Most plants exist in symbiotic relationships with fungi. In some cases, crop species treated with fungi from plant species from extreme environments have become tolerant of those environments. For example, rice inoculated with fungi from plants from a salty coastal area became salt tolerant, and tomato plants receiving fungi from plants growing in the warm, geothermic soils in Yellowstone National Park could then withstand root temperatures of 50℃.

4. Fertilizer dependence

Crops depend on fertilizers to get the bumper yields required to feed the current seven billion people and their livestock. Nitrogen, one of the three main "macronutrients" plants need, is generally taken from the atmosphere and converted into usable ammonia fertilizer by reacting it with hydrogen at high temperatures. This is known as the Haber-Bosch process.

The industrial process was a vital part of the Green Revolution in the mid 20th century, which boosted agricultural production across the world. The chemists responsible, Fritz Haber and Carl Bosch, have been said to have saved more human lives than any other individuals, although their process was developed for explosive manufacture in Germany during the First World War. Scientists sometimes accidentally cause harm while attempting to do good, but this is a spectacular case of the opposite.

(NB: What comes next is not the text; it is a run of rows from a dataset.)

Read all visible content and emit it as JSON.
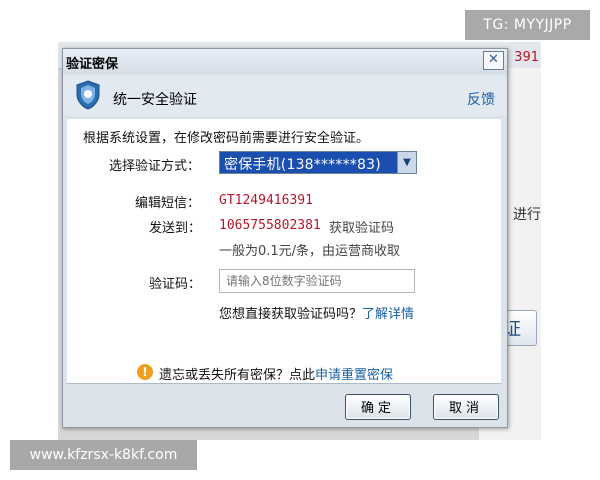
{
  "watermarks": {
    "top": "TG: MYYJJPP",
    "bottom": "www.kfzrsx-k8kf.com"
  },
  "background": {
    "number_fragment": "391",
    "text_fragment": "进行",
    "button_fragment": "证"
  },
  "dialog": {
    "title": "验证密保",
    "close_glyph": "✕",
    "header": {
      "title": "统一安全验证",
      "feedback": "反馈"
    },
    "intro": "根据系统设置，在修改密码前需要进行安全验证。",
    "method": {
      "label": "选择验证方式：",
      "selected": "密保手机(138******83)"
    },
    "sms": {
      "edit_label": "编辑短信：",
      "edit_value": "GT1249416391",
      "send_label": "发送到：",
      "send_value": "1065755802381",
      "get_code": "获取验证码",
      "fee_note": "一般为0.1元/条，由运营商收取"
    },
    "code": {
      "label": "验证码：",
      "placeholder": "请输入8位数字验证码"
    },
    "direct_question": "您想直接获取验证码吗？",
    "learn_more": "了解详情",
    "forgot_text": "遗忘或丢失所有密保？点此",
    "reset_link": "申请重置密保",
    "buttons": {
      "ok": "确定",
      "cancel": "取消"
    }
  },
  "colors": {
    "accent_link": "#1a5fa8",
    "value_red": "#b5172b",
    "select_highlight": "#1a4fb0",
    "warning": "#f0a020"
  },
  "icons": {
    "shield": "shield-icon",
    "warning": "info-warning-icon",
    "dropdown": "chevron-down-icon",
    "close": "close-icon"
  }
}
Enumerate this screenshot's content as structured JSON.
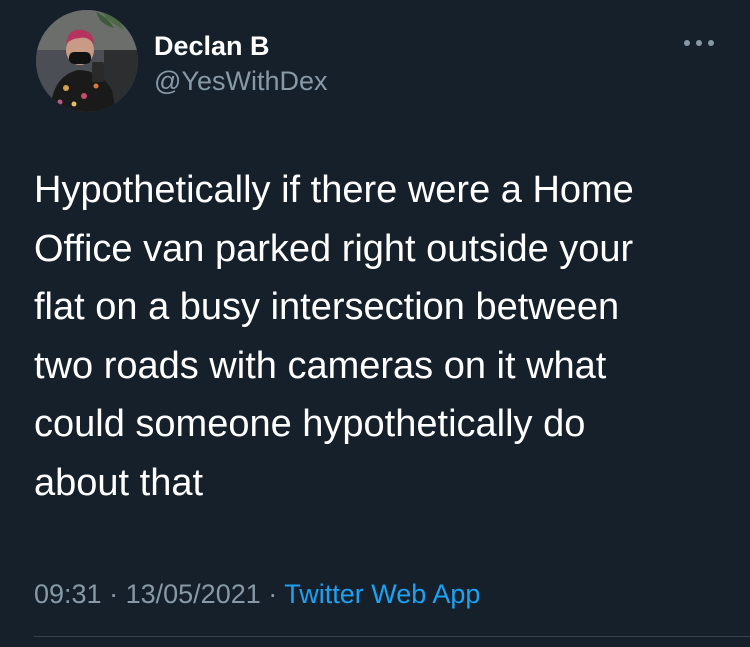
{
  "tweet": {
    "display_name": "Declan B",
    "handle": "@YesWithDex",
    "text": "Hypothetically if there were a Home\nOffice van parked right outside your\nflat on a busy intersection between\ntwo roads with cameras on it what\ncould someone hypothetically do\nabout that",
    "time": "09:31",
    "separator": "·",
    "date": "13/05/2021",
    "source": "Twitter Web App"
  },
  "icons": {
    "more": "more-horizontal-icon",
    "avatar": "profile-photo"
  },
  "colors": {
    "background": "#15202b",
    "primary_text": "#ffffff",
    "secondary_text": "#8899a6",
    "link": "#1da1f2",
    "divider": "#38444d"
  }
}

However, the process requires temperatures of up to 500°C and pressures equivalent to those 3km below the surface of the ocean. This means large factories, carbon emissions, and more global warming. Additionally, excess fertilizer can cause ecologically destructive algal blooms and chemical fertilizers adversely affect soil microorganisms. The Green Revolution wasn't actually green.

So how to wean ourselves off fertilizer? The most important of our staple crops are cereals such as wheat, rice and maize, which originated as domesticated grasses. Together they contribute more than 60 percent of global calorie intake. These crops are annual species, growing from seed to produce the next generation in a single season before dying. Because of this, fields have to be ploughed and reseeded each year and cereal root systems never penetrate deeply into the soil. This is why they need fertilizer.

However, not all grasses are annuals. Many prairie grasses are "perennials" that don't die after producing seed and are productive even without additional fertilizer. Their roots grow deeper and deeper each year and can tap nutrients and water far beneath the soil surface.

What if we could make perennial versions of these key crops? It would be a much more environmentally-friendly way to grow food. Some think it could be achieved within two decades, but bringing all of the characteristics we want together in time may well require genetic modification.

Stuart Thompson is senior lecturer in Plant Biochemistry at University of Westminster.